Au-delà des binationaux, c’est toute l’organisation de la sélection qui devra gagner en efficacité.

Le suivi des joueurs doit être permanent. Une identité de jeu claire doit continuer à être développée. Le groupe doit gagner en stabilité et les décisions sportives devront être prises suffisamment tôt pour permettre aux joueurs d’arriver en sélection avec des automatismes.

Pendant ce temps, plusieurs nations africaines disputent la Coupe du monde. Le Sénégal, le Ghana, l’Algérie, l’Égypte, le Maroc ou encore le Cap-Vert démontrent qu’une progression durable repose avant tout sur une vision, une planification cohérente et un travail continu.
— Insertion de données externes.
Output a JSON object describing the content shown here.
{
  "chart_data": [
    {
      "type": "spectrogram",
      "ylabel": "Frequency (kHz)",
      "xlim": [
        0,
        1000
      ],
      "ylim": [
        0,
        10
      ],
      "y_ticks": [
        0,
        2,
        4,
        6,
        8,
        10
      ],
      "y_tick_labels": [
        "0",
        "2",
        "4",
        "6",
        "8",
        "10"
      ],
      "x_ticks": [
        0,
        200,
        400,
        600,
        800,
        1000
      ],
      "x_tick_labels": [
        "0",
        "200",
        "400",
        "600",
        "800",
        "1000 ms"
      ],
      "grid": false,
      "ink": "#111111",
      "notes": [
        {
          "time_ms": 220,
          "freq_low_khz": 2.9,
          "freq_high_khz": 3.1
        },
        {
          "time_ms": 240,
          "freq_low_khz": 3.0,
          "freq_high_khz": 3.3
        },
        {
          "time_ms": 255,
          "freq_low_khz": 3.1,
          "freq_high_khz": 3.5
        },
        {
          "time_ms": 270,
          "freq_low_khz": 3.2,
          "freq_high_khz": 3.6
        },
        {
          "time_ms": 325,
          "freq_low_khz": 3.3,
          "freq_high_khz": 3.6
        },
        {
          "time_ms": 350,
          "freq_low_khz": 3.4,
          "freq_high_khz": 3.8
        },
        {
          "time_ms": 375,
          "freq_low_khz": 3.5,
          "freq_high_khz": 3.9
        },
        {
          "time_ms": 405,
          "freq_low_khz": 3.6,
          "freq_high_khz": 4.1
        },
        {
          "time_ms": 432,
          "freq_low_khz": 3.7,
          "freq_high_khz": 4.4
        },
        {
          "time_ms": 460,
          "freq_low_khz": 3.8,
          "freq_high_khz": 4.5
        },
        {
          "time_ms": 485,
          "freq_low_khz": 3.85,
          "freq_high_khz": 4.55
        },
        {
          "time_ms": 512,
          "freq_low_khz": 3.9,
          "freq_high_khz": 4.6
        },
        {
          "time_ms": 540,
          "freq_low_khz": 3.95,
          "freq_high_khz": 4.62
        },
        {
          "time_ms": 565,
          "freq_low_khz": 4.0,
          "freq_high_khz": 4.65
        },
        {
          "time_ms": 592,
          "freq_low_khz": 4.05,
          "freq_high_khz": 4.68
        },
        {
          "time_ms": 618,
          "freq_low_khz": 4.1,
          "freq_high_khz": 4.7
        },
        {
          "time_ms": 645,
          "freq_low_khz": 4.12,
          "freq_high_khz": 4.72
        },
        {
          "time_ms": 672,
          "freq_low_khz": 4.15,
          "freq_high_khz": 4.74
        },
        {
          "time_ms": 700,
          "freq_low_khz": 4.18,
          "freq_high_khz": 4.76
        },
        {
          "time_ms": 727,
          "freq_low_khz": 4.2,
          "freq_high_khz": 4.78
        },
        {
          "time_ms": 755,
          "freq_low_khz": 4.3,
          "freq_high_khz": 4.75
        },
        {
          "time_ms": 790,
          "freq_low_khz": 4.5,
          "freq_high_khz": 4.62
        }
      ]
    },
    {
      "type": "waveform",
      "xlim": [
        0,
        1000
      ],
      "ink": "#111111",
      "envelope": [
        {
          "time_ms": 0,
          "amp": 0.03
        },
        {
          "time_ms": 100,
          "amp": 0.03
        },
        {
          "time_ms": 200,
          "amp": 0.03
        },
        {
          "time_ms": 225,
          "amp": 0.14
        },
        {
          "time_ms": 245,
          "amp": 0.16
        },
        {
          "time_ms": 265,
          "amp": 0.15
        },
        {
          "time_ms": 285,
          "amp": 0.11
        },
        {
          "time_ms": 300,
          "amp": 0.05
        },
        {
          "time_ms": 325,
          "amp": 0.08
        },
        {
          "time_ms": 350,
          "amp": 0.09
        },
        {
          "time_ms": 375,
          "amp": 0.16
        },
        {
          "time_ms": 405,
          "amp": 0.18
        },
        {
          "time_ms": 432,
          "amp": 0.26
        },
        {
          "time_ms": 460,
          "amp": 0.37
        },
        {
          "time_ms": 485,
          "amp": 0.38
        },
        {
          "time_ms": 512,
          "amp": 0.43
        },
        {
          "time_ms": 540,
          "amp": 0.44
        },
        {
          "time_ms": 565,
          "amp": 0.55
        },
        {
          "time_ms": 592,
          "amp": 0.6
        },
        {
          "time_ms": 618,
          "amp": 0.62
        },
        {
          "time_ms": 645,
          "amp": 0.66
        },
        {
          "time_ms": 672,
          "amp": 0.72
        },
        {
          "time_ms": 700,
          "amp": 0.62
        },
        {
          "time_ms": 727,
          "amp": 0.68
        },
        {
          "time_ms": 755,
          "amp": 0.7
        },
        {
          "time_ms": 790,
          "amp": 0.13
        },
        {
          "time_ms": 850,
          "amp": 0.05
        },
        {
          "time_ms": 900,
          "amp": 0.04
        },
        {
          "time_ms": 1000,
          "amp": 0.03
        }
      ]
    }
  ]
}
Les succès actuels ne sont pas le fruit du hasard mais celui de plusieurs années d’investissements et de stabilité.

Le Togo peut également tirer des enseignements de cette dynamique. Le pays possède des joueurs talentueux, aussi bien dans le championnat local qu’à l’étranger. Le potentiel existe. Ce qui manque encore, c’est une continuité dans les choix, une meilleure anticipation et une politique sportive capable de dépasser les échéances immédiates.

À moins de la reprise des éliminatoires, le temps des constats touche à sa fin. Les supporters attendent désormais des actes. Ils veulent voir une équipe qui progresse, une fédération qui accompagne son sélectionneur dans ses choix et un projet capable de replacer durablement les Éperviers parmi les nations compétitives du continent.

Car les qualifications ne se gagnent pas uniquement sur le terrain. Elles se préparent bien avant le coup d’envoi.

Et pour le Togo, septembre ne doit pas marquer le début de la préparation, mais le moment où le travail effectué en amont commence enfin à produire des résultats.